You can grant admin consent for the entire organization.
-
Choose the single tenant option.
-
For Redirect URI, select Web and paste the URL of your Static Web App followed by
/.auth/login/aad/callback.For example, the redirect URI might be
https://awesome-sauce-1234abcd.azurestaticapps.net/.auth/login/aad/callback. -
Select Register to create the application registration.
When the application registration is created, copy the Directory (tenant) ID and Application (client) ID for use later.
- Select Authentication in the menu bar of the application registration.

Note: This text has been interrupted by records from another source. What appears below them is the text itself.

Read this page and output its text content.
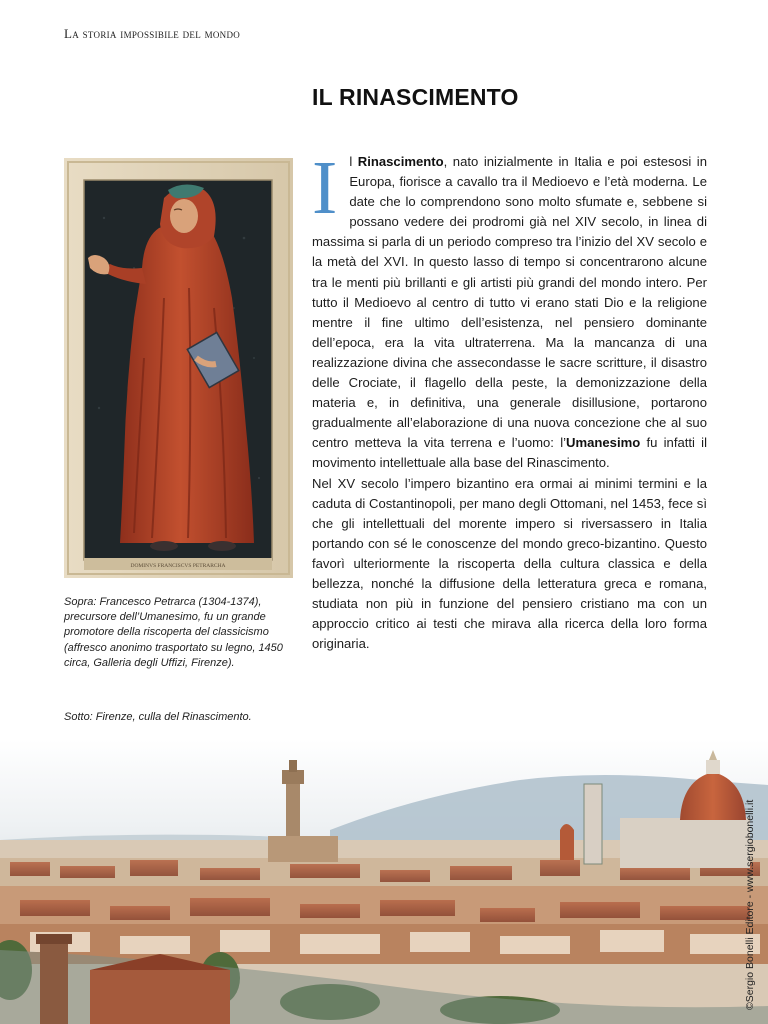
La storia impossibile del mondo
IL RINASCIMENTO
DOMINVS FRANCISCVS PETRARCHA
Sopra: Francesco Petrarca (1304-1374), precursore dell’Umanesimo, fu un grande promotore della riscoperta del classicismo (affresco anonimo trasportato su legno, 1450 circa, Galleria degli Uffizi, Firenze).
Sotto: Firenze, culla del Rinascimento.

Il Rinascimento, nato inizialmente in Italia e poi estesosi in Europa, fiorisce a cavallo tra il Medioevo e l’età moderna. Le date che lo comprendono sono molto sfumate e, sebbene si possano vedere dei prodromi già nel XIV secolo, in linea di massima si parla di un periodo compreso tra l’inizio del XV secolo e la metà del XVI. In questo lasso di tempo si concentrarono alcune tra le menti più brillanti e gli artisti più grandi del mondo intero. Per tutto il Medioevo al centro di tutto vi erano stati Dio e la religione mentre il fine ultimo dell’esistenza, nel pensiero dominante dell’epoca, era la vita ultraterrena. Ma la mancanza di una realizzazione divina che assecondasse le sacre scritture, il disastro delle Crociate, il flagello della peste, la demonizzazione della materia e, in definitiva, una generale disillusione, portarono gradualmente all’elaborazione di una nuova concezione che al suo centro metteva la vita terrena e l’uomo: l’Umanesimo fu infatti il movimento intellettuale alla base del Rinascimento.

Nel XV secolo l’impero bizantino era ormai ai minimi termini e la caduta di Costantinopoli, per mano degli Ottomani, nel 1453, fece sì che gli intellettuali del morente impero si riversassero in Italia portando con sé le conoscenze del mondo greco-bizantino. Questo favorì ulteriormente la riscoperta della cultura classica e della bellezza, nonché la diffusione della letteratura greca e romana, studiata non più in funzione del pensiero cristiano ma con un approccio critico ai testi che mirava alla ricerca della loro forma originaria.

©Sergio Bonelli Editore - www.sergiobonelli.it
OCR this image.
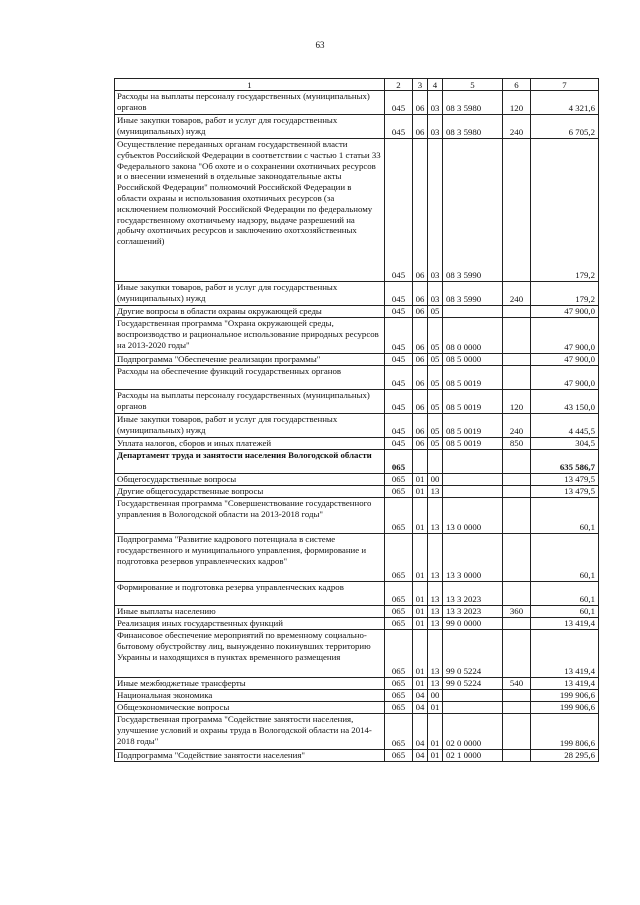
63
1	2	3	4	5	6	7
Расходы на выплаты персоналу государственных (муниципальных) органов	045	06	03	08 3 5980	120	4 321,6
Иные закупки товаров, работ и услуг для государственных (муниципальных) нужд	045	06	03	08 3 5980	240	6 705,2
Осуществление переданных органам государственной власти субъектов Российской Федерации в соответствии с частью 1 статьи 33 Федерального закона "Об охоте и о сохранении охотничьих ресурсов и о внесении изменений в отдельные законодательные акты Российской Федерации" полномочий Российской Федерации в области охраны и использования охотничьих ресурсов (за исключением полномочий Российской Федерации по федеральному государственному охотничьему надзору, выдаче разрешений на добычу охотничьих ресурсов и заключению охотхозяйственных соглашений)	045	06	03	08 3 5990		179,2
Иные закупки товаров, работ и услуг для государственных (муниципальных) нужд	045	06	03	08 3 5990	240	179,2
Другие вопросы в области охраны окружающей среды	045	06	05			47 900,0
Государственная программа "Охрана окружающей среды, воспроизводство и рациональное использование природных ресурсов на 2013-2020 годы"	045	06	05	08 0 0000		47 900,0
Подпрограмма "Обеспечение реализации программы"	045	06	05	08 5 0000		47 900,0
Расходы на обеспечение функций государственных органов	045	06	05	08 5 0019		47 900,0
Расходы на выплаты персоналу государственных (муниципальных) органов	045	06	05	08 5 0019	120	43 150,0
Иные закупки товаров, работ и услуг для государственных (муниципальных) нужд	045	06	05	08 5 0019	240	4 445,5
Уплата налогов, сборов и иных платежей	045	06	05	08 5 0019	850	304,5
Департамент труда и занятости населения Вологодской области	065					635 586,7
Общегосударственные вопросы	065	01	00			13 479,5
Другие общегосударственные вопросы	065	01	13			13 479,5
Государственная программа "Совершенствование государственного управления в Вологодской области на 2013-2018 годы"	065	01	13	13 0 0000		60,1
Подпрограмма "Развитие кадрового потенциала в системе государственного и муниципального управления, формирование и подготовка резервов управленческих кадров"	065	01	13	13 3 0000		60,1
Формирование и подготовка резерва управленческих кадров	065	01	13	13 3 2023		60,1
Иные выплаты населению	065	01	13	13 3 2023	360	60,1
Реализация иных государственных функций	065	01	13	99 0 0000		13 419,4
Финансовое обеспечение мероприятий по временному социально-бытовому обустройству лиц, вынужденно покинувших территорию Украины и находящихся в пунктах временного размещения	065	01	13	99 0 5224		13 419,4
Иные межбюджетные трансферты	065	01	13	99 0 5224	540	13 419,4
Национальная экономика	065	04	00			199 906,6
Общеэкономические вопросы	065	04	01			199 906,6
Государственная программа "Содействие занятости населения, улучшение условий и охраны труда в Вологодской области на 2014-2018 годы"	065	04	01	02 0 0000		199 806,6
Подпрограмма "Содействие занятости населения"	065	04	01	02 1 0000		28 295,6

- In the Implicit grant and hybrid flows section, select ID tokens (used for implicit and hybrid flows).
- Select Save.
- Go to the Azure AD app registration and add a URL to the Front-channel logout URL. Paste the URL of your Static Web App followed by
/.auth/logout/aad/callback.
-
Select Certificates & secrets in the menu bar of the application registration.
-
In the Client secrets section, select + New client secret.
-
Enter a name for the client secret. For example, MyStaticWebApp.
-
Choose an appropriate expiration timeframe for the secret.
Note
You must rotate the secret before the expiration date by generating a new secret and updating the application settings with the new value.
-
Select Add.
Copy the value of the client secret for use later.
The App Registration requires a Admin level permission to be granted. Navigate to the app registration and select the API Permissions. Select Add a permision and choose the Microsoft Graph. Select Application Permissions and search for User.Read.All. Select User.Read.All and then add permissions.
When done, select the button that says Grant admin consent for (your tenant name). You will need to have the correct Azure AD permissions to do so, such as Global Admin.
In order to allow this application to modify storage accounts, you need to assign two permissions, Storage Blob Data Owner and User Access Administrator, roles to the application registration for each of the storage accounts to be managed.
If you named the application Storage-as-a-Service, the RBAC entry would look like this:
The GitHub workflow has a required secret that enables it to deploy the code to the app in Azure. Create the following repository secrets by going to Settings -> Secrets.
| Secret | Value | Notes |
|---|---|---|
| SAS_DEPLOYMENT_TOKEN | The deployment token of your Static Web App. | |
| AZURE_TENANT_ID | Your Azure AD tenant ID. |
Add the following application settings to the Static Web App using the Configuration pane.
| Name | Value |
|---|---|
| AZURE_CLIENT_ID | The application ID from the app registration. |
| AZURE_CLIENT_SECRET | The application secret from the app registration. |
| AZURE_TENANT_ID | The tenant ID of your Azure AD. |
| COST_PER_TB | A numeric value for your monthly cost per terabyte of storage. |
| DATALAKE_STORAGE_ACCOUNTS | A comma-separated list of one or more ADLS Gen2 storage account names that have been prepared following the instructions above. |
| FILESYSTEMS_API_KEY | The shared API key to POST to the FileSystems API to create new containers. We recommend retrieving this secret from Key Vault. |
| CONFIGURATION_API_KEY | The shared API key to call the Configuration API. We recommend retrieving this secret from Key Vault. |
Run the Azure Static Web Apps CI/CD workflow.
Optional, but recommended.
Go back to the Static Web App and select Application Insights. Enable Application Insights and select the instance to wish to use or create new from this location.